Análisis de ADN arrojan luz sobre la diversidad genética de los neandertales

Investigadores internacionales han descifrado el genoma de cinco neandertales que vivieron entre 39.000 y 47.000 años atrás, un avance que arroja luz sobre la diversidad genética de esa especie de homínidos durante el último periodo en el que convivieron con los humanos modernos, según publica hoy Nature.

Un grupo liderado por Mateja Hajdinjak, del Instituto Max Planck de Antropología Evolutiva (Alemania), ha secuenciado el genoma de esos cinco neandertales a partir de fragmentos de huesos y dientes descubiertos en Bélgica, Francia, Croacia y la región del Cáucaso ruso.

Al comparar sus resultados con el ADN de otros especímenes, el equipo de Hajdinjak concluyó que los neandertales tardíos se separaron de su ancestro común originario de Siberia hace aproximadamente 150.000 años.

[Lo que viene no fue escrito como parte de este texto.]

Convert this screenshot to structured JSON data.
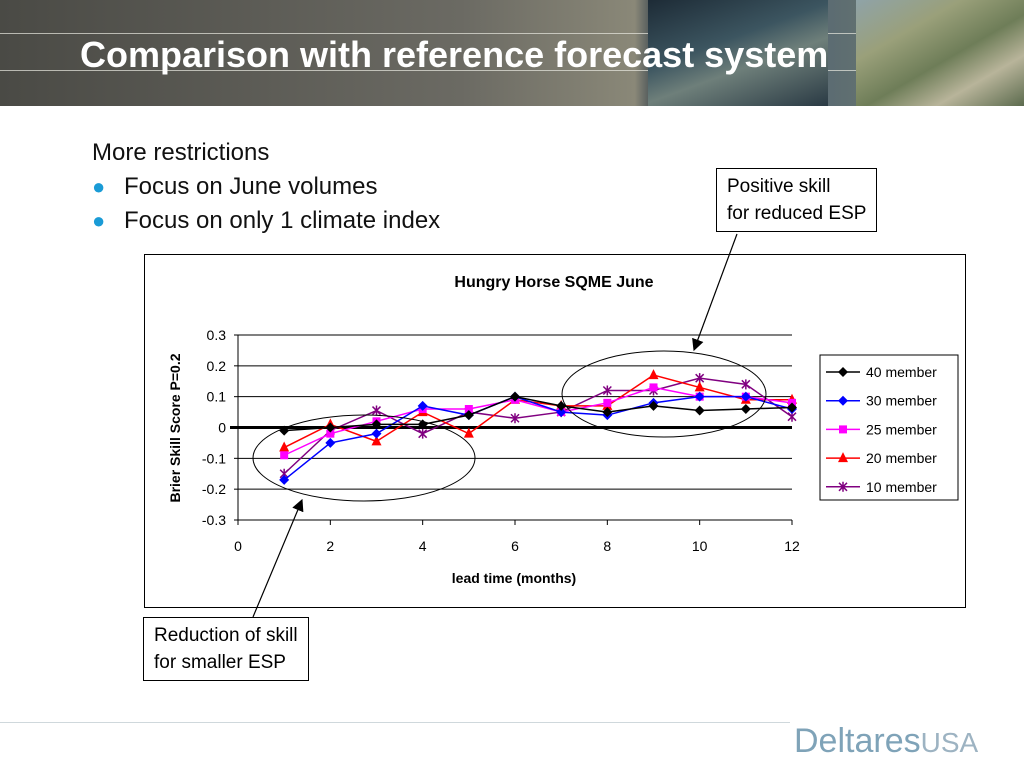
{
  "header": {
    "title": "Comparison with reference forecast system"
  },
  "intro": {
    "heading": "More restrictions",
    "bullets": [
      "Focus on June volumes",
      "Focus on only 1 climate index"
    ]
  },
  "callouts": {
    "positive": [
      "Positive skill",
      "for reduced ESP"
    ],
    "reduction": [
      "Reduction of skill",
      "for smaller ESP"
    ]
  },
  "logo": {
    "brand": "Deltares",
    "suffix": "USA"
  },
  "chart_data": {
    "type": "line",
    "title": "Hungry Horse SQME June",
    "xlabel": "lead time (months)",
    "ylabel": "Brier Skill Score P=0.2",
    "xlim": [
      0,
      12
    ],
    "ylim": [
      -0.3,
      0.3
    ],
    "xticks": [
      "0",
      "2",
      "4",
      "6",
      "8",
      "10",
      "12"
    ],
    "yticks": [
      "0.3",
      "0.2",
      "0.1",
      "0",
      "-0.1",
      "-0.2",
      "-0.3"
    ],
    "grid": true,
    "legend_position": "right",
    "x": [
      1,
      2,
      3,
      4,
      5,
      6,
      7,
      8,
      9,
      10,
      11,
      12
    ],
    "series": [
      {
        "name": "40 member",
        "color": "#000000",
        "marker": "diamond",
        "values": [
          -0.01,
          0.0,
          0.01,
          0.01,
          0.04,
          0.1,
          0.07,
          0.05,
          0.07,
          0.055,
          0.06,
          0.065
        ]
      },
      {
        "name": "30 member",
        "color": "#0000ff",
        "marker": "diamond",
        "values": [
          -0.17,
          -0.05,
          -0.02,
          0.07,
          0.04,
          0.1,
          0.05,
          0.04,
          0.08,
          0.1,
          0.1,
          0.06
        ]
      },
      {
        "name": "25 member",
        "color": "#ff00ff",
        "marker": "square",
        "values": [
          -0.09,
          -0.02,
          0.02,
          0.06,
          0.06,
          0.09,
          0.05,
          0.08,
          0.13,
          0.1,
          0.1,
          0.08
        ]
      },
      {
        "name": "20 member",
        "color": "#ff0000",
        "marker": "triangle",
        "values": [
          -0.065,
          0.01,
          -0.045,
          0.05,
          -0.02,
          0.09,
          0.07,
          0.07,
          0.17,
          0.13,
          0.09,
          0.09
        ]
      },
      {
        "name": "10 member",
        "color": "#800080",
        "marker": "x",
        "values": [
          -0.15,
          -0.01,
          0.055,
          -0.02,
          0.05,
          0.03,
          0.05,
          0.12,
          0.12,
          0.16,
          0.14,
          0.035
        ]
      }
    ]
  }
}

Su análisis sugiere asimismo que gran parte de la herencia genética de los neandertales que se traspasó a los humanos modernos se originó en una o más poblaciones que divergieron de la línea genética original hace en torno a 70.000 años.

A pesar de que cuatro de los individuos que ha analizado el grupo del Instituto Max Planck vivieron en un momento en el que los humanos modernos ya habían llegado a Europa, no se han detectado restos de ADN humano en su genoma.

"Parece que el flujo de genes se produjo en gran medida de manera unidireccional, desde los neandertales hacia los humanos modernos", sostuvo en un comunicado el director del Instituto Max Planck de Antropología Evolutiva, Svante Pääbo.

Al comparar los cinco genomas descifrados ahora con otros restos de ADN procedentes de neandertales del Cáucaso más antiguos, los investigadores concluyen además que se produjo un alta movilidad en las poblaciones neandertales en el último tramo de la historia de esa especie.

Ese periodo de movilidad coincide con pronunciadas fluctuaciones climáticas, hace entre 60.000 y 24.000 años, una etapa en la que el frío extremo en el norte de Europa pudo provocar la extinción de las poblaciones locales e impulsar las migraciones hacia el sur del continente y Asia.